“Radioactive sources are all around us, providing immense societal and economic benefits, but they can also pose a risk. Proper management of these sources protects us from accidental exposure to radiation and keeps it away from people with bad intentions,” IAEA Director General Rafael Mariano Grossi said at the opening of the International Conference on Radiation Safety. and the security of radioactive sources – achievements and future plans. Through a video message, the Chief Executive welcomed over 600 attendees to the five-day gathering, the first of its kind to be held since 2013. You can still register to attend the conference virtually as an observer.
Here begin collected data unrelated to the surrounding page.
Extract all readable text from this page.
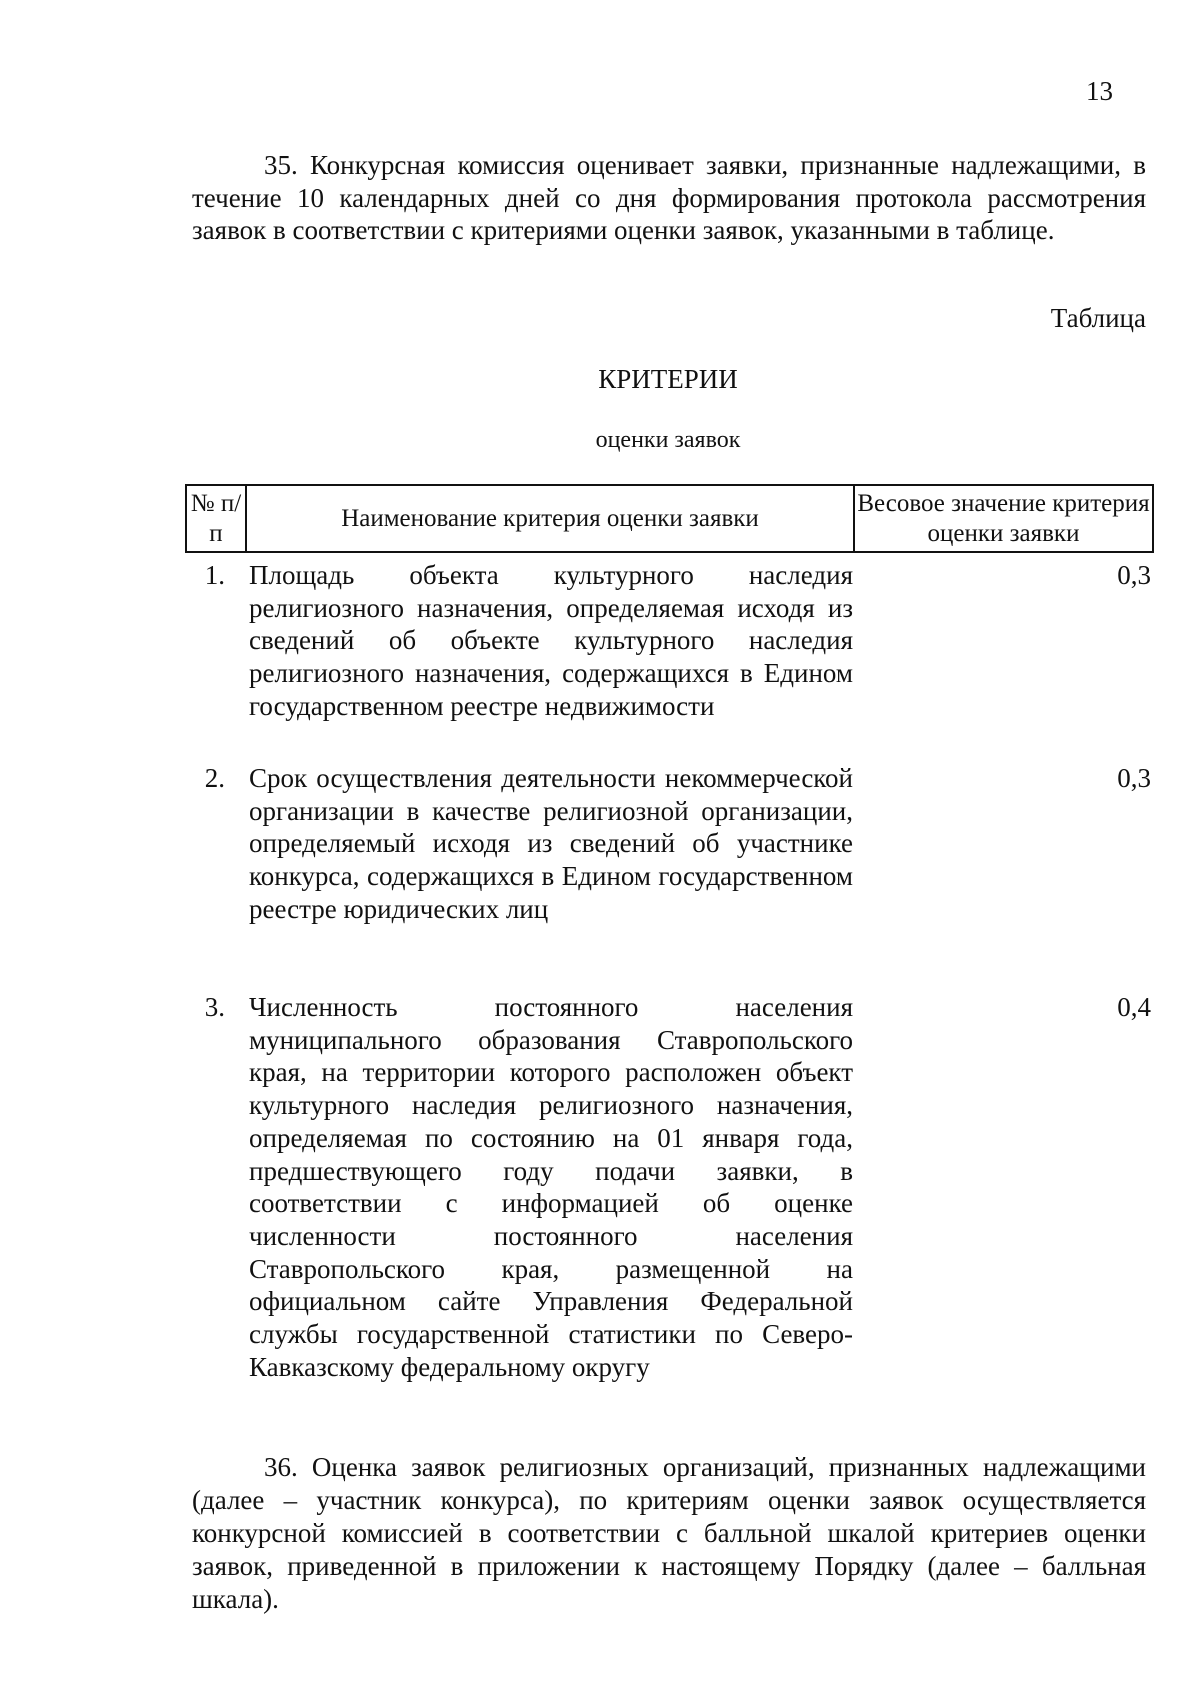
13

35. Конкурсная комиссия оценивает заявки, признанные надлежащими, в течение 10 календарных дней со дня формирования протокола рассмотрения заявок в соответствии с критериями оценки заявок, указанными в таблице.

Таблица
КРИТЕРИИ
оценки заявок
№ п/п
Наименование критерия оценки заявки
Весовое значение критерия оценки заявки
1. Площадь объекта культурного наследия религиозного назначения, определяемая исходя из сведений об объекте культурного наследия религиозного назначения, содержащихся в Едином государственном реестре недвижимости
0,3
2. Срок осуществления деятельности некоммерческой организации в качестве религиозной организации, определяемый исходя из сведений об участнике конкурса, содержащихся в Едином государственном реестре юридических лиц
0,3
3. Численность постоянного населения муниципального образования Ставропольского края, на территории которого расположен объект культурного наследия религиозного назначения, определяемая по состоянию на 01 января года, предшествующего году подачи заявки, в соответствии с информацией об оценке численности постоянного населения Ставропольского края, размещенной на официальном сайте Управления Федеральной службы государственной статистики по Северо-Кавказскому федеральному округу
0,4

36. Оценка заявок религиозных организаций, признанных надлежащими (далее – участник конкурса), по критериям оценки заявок осуществляется конкурсной комиссией в соответствии с балльной шкалой критериев оценки заявок, приведенной в приложении к настоящему Порядку (далее – балльная шкала).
Today, radioactive sources are used in many fields, including energy, medicine, industry, food and agriculture, and environmental monitoring and protection. The IAEA helps countries manage radioactive sources through the IAEA Safety Standards, the IAEA Nuclear Security Collection and the Code of Conduct on the Safety and Security of Radioactive Sources — a non-legally binding international instrument issued by the IAEA that provides international requirements and recommendations to help countries establish and strengthen national regulatory infrastructure. This includes advice on the management and protection of radioactive sources and on the development, harmonization and implementation of national policies, laws and regulations, as well as cooperation between countries.
“As more and more people gain access to the enormous benefits of radioactive sources, the work that you and we do becomes even more important,” Grossi told conference attendees. Mr. Grossi said that 141 countries have so far expressed their political commitment to the Code of Conduct, making it the main international instrument defining the principles of safety and security of radioactive sources.
During the conference, which will take place from 20 to 24 June, participants will explore six main themes: issues of safety and security of radioactive sources throughout their life cycle; collaboration between national stakeholders; regulatory control of radioactive sources; the sustainability and effectiveness of national infrastructure, including lessons learned from the COVID-19 pandemic; international cooperation; and preparing for and responding to radiological incidents and emergencies involving radioactive sources.